Paul Bowles drew his last breath on November 18, 1999, in Tangier. He was one of the greatest figures of the city, one of the last witnesses of the international era that he embodied in his own way, distant and lucid.
He was born in 1910 in New York. After studying at the University of Virginia, he went to Paris in 1929. Gertrude Stein advised him to go to Tangier. He described his state of mind at the time in his autobiography (Memoirs of a Nomad):
“Like any romantic, I was more or less certain that one day I would find a magical place that, by revealing its secrets, would give me wisdom and ecstasy, even death.”
He arrived in Tangier in 1931 by bus, not by sea! Here is how he perceived the city when he arrived:
“If I say that Tangier hit me as a dream city, you have to take the expression in its literal sense. Its topography was rich with typically dreamlike scenes: covered streets like corridors with, on each side, doors opening onto rooms, hidden terraces overlooking the sea, streets that were only stairs, dark dead ends, small squares arranged in steep places, so that one would have said the sets of a ballet drawn in defiance of the laws of perspective, with alleys leaving in all directions. There were also tunnels, ramparts, ruins, dungeons and cliffs, all classic places of the dream world.”
We understand better why the Anglo-Saxons call Tangier “The Dream City”. Bowles returned to Tangier the following year but returned to the United States. He married Jane Auer in 1937. His final return to Tangier took place in 1947 following a dream:
“In a beautiful late afternoon, I walked slowly through a complex network of galleries. Lying in bed, I reviewed what I had seen in a dream, sorry to have left this wonderful place when waking up when suddenly, I understood with amazement that this magical city really existed. It was Tangier.”
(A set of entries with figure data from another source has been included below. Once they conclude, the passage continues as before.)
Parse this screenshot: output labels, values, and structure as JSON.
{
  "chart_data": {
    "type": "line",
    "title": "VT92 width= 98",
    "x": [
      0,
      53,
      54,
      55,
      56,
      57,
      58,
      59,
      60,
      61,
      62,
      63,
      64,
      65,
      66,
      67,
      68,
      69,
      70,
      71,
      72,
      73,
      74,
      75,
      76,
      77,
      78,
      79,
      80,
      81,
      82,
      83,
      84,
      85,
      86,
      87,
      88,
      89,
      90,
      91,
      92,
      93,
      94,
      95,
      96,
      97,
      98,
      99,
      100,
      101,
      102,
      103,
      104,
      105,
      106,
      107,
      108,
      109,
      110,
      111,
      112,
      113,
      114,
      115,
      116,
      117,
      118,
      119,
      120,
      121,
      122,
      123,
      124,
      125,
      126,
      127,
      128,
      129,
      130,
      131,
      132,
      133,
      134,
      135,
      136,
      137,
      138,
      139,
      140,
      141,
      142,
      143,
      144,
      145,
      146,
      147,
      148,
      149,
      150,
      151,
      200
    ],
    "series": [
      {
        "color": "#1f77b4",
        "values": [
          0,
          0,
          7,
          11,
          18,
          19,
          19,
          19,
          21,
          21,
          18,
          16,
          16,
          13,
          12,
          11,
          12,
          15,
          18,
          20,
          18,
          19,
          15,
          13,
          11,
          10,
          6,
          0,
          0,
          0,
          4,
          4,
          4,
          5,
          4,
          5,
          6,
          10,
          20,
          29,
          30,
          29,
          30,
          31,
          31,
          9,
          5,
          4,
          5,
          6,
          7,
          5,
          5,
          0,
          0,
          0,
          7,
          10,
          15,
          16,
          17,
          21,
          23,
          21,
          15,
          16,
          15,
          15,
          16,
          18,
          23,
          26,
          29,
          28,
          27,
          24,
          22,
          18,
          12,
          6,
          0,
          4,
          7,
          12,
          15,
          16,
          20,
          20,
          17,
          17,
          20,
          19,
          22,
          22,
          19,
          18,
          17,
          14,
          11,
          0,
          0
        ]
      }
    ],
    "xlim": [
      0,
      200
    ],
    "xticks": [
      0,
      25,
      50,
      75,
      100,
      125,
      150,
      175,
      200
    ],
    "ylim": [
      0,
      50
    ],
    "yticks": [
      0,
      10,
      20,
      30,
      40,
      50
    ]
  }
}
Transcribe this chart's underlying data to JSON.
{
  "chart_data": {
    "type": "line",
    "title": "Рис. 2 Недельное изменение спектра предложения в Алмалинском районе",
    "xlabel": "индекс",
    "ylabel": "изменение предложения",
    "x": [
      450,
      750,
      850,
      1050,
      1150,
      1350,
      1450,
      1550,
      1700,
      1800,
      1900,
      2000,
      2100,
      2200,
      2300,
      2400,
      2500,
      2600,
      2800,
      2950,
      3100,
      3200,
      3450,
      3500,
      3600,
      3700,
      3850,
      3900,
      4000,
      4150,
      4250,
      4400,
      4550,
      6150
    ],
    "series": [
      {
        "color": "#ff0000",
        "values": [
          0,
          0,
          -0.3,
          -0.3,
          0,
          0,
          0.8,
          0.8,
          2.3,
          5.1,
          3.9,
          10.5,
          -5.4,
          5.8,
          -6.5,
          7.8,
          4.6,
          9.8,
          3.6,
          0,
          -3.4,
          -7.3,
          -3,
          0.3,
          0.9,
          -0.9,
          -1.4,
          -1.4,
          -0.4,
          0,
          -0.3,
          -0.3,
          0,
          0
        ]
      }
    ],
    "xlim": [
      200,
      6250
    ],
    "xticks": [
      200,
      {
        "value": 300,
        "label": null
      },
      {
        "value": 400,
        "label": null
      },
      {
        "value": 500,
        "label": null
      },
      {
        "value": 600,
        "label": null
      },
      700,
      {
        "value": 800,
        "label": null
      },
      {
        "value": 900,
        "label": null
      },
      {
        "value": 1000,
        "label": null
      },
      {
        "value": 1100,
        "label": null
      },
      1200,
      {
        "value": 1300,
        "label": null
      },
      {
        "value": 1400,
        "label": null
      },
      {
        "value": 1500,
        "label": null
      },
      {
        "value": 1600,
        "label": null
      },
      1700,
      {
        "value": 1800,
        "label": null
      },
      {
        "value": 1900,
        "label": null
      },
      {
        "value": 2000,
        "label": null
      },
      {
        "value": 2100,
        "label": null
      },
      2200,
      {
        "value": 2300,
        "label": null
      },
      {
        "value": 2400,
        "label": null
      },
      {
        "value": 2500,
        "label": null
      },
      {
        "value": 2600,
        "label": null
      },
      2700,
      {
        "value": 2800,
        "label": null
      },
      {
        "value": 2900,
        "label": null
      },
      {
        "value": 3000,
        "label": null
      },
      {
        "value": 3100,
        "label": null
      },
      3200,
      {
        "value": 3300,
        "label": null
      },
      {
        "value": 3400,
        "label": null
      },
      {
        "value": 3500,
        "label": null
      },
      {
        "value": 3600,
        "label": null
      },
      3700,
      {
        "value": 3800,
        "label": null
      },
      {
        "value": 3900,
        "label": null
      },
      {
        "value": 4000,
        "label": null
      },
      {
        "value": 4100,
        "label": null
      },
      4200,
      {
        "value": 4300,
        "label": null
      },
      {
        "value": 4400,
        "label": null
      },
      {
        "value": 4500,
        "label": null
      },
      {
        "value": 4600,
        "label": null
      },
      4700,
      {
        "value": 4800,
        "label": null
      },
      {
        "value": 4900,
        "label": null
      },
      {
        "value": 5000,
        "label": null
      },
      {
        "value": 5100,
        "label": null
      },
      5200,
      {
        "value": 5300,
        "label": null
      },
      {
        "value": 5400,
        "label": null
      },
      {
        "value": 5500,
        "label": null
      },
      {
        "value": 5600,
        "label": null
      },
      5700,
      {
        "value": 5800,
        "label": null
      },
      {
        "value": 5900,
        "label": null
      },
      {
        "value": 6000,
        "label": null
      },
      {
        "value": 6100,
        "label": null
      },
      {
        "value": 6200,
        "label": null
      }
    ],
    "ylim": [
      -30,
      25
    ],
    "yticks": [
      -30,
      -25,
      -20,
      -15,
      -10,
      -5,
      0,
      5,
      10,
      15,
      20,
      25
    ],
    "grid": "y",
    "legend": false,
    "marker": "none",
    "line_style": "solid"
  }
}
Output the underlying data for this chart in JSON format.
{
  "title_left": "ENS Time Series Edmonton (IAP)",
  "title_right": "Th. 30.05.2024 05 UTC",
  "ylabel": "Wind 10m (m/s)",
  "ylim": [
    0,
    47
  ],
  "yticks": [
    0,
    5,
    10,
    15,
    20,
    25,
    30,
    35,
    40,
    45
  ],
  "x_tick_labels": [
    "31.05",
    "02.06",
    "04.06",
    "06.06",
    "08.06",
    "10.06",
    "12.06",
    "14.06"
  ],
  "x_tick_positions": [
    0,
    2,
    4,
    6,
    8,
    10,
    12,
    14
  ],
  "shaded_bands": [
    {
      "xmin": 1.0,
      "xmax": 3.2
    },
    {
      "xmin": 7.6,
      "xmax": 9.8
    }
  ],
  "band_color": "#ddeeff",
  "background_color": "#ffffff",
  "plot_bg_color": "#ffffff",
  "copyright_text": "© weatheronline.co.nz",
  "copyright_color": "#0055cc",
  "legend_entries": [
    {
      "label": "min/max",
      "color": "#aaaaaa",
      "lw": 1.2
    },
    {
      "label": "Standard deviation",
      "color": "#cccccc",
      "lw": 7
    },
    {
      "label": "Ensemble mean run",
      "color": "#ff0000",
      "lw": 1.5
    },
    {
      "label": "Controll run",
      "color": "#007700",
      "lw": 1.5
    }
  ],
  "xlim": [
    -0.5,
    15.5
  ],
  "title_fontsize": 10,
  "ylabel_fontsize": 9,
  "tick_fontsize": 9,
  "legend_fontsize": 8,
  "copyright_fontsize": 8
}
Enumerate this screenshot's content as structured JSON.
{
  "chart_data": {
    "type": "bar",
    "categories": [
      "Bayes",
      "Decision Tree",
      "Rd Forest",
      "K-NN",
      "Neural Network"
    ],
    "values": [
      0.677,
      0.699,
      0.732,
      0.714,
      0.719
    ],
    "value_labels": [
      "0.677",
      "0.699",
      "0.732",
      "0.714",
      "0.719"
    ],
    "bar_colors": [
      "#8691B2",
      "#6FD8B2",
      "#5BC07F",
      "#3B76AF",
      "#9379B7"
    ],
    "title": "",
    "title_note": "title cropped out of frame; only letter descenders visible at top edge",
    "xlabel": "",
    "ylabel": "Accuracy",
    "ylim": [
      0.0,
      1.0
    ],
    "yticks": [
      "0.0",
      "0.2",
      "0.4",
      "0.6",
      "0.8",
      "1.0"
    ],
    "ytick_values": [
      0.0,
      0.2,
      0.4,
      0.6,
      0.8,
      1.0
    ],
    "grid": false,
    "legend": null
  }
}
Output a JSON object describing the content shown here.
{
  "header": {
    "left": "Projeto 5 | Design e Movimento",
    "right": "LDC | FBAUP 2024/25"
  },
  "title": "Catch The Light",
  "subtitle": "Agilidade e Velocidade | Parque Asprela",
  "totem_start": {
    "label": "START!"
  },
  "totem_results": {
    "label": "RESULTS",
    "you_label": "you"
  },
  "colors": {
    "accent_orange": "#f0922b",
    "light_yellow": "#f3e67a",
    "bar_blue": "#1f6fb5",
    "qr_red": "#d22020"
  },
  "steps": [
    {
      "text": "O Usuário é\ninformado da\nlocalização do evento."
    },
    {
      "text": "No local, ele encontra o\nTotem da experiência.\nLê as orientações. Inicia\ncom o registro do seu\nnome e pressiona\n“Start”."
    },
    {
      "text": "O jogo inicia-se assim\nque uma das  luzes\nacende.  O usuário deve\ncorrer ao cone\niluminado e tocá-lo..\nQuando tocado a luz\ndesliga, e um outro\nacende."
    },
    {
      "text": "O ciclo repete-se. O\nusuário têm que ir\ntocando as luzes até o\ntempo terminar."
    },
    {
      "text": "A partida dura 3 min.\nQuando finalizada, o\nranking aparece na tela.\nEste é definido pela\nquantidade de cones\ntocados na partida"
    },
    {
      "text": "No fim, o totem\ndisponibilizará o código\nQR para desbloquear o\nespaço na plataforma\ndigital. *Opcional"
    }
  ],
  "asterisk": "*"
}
After a successful debut as a composer, Bowles turned to writing leaving an original work, imprinted with a black vision of humanity associated with a cold and detached style. Today, some of his works appear in the program of the Competition of the Professorship of English (CAPES and Aggregation), in France. Bowles’ literary work is often inspired by the same theme: Westerners trying to escape the boredom of their lives by taking refuge in an East (or South) that does not satisfy them and that they even find frightening.
Although having “sponsored” the authors of the “Beat Generation”, Bowles was never one of them.
In addition to his literary and musical work, Paul Bowles leaves us a pioneering work on traditional Moroccan music that he went to record with his tape recorder in 1959, long before the fashion of “World Music”. These recordings, kept by the US Library of Congress, should be reissued.
In the cinema, in addition to his participation in the film “Senso” by Lucchino Visconti, he makes an appearance in the role of the narrator in the adaptation of “Un thé au Sahara” by Bernardo Bertolucci.
At the end of his life, Bowles became a “tourist” subject, he who defined himself as a traveler and not a tourist. In his autobiography, he said:
“Even today (ndw 1972), (…) the image of Tangier remains almost unchanged. People always come here dreaming of immersing themselves in the atmosphere of excess and prodigality that prevailed here in the forties; sometimes they even claim that the dream has come true.”
Roberta Bosca asked him in 1994 to describe the Tangier he loves:
“… watching Tangier from afar is a good way to beautify it and erase its flaws. Years ago, as soon as we arrived in Tangier, we felt literally hypnotized by the intense brightness. A light always moving, warm and soft when blowing desert winds, hard and melancholic when subjected to the influence of the ocean. The hypnosis disappeared, everyone was quickly taken by the intoxication of freedom. A freedom that turned into a prison for those who could not resist the call of the Kif, the hashish of the Atlas.
When I arrived in Tangier sixty years ago, people rode on donkeys; twice a week, camels brought supplies of wood and coal to the medina. On Thursday and Sunday, when the camels arrived, we celebrated. Joy and carelessness spontaneously arose in the Grand Souk Square. A place that by its colors, its musicians and its entertainers, resembled the Djema El Fna square of Marrakech.
(…) Now, for years I have not been to the medina and I have never lived there, too many people and dirt. I go back to the café Hafa. It is on its terrace that I continue to dream. Time has transformed everything except this place. Secret and silent, the Hafa coffee remained as before, magical. Generation after generation, this is where chess players, poets, writers, artists meet. And, installed on the old straw mats, they still surrender to the sweet illusions of the Kif.”
(in “La ville des mille et une lumières”. (in: Ailleurs, April 1994; n°1; pages 96 to 117).
Paul Bowles discovered Tangier, explored its facets and loved it intimately. His name will remain associated with the city.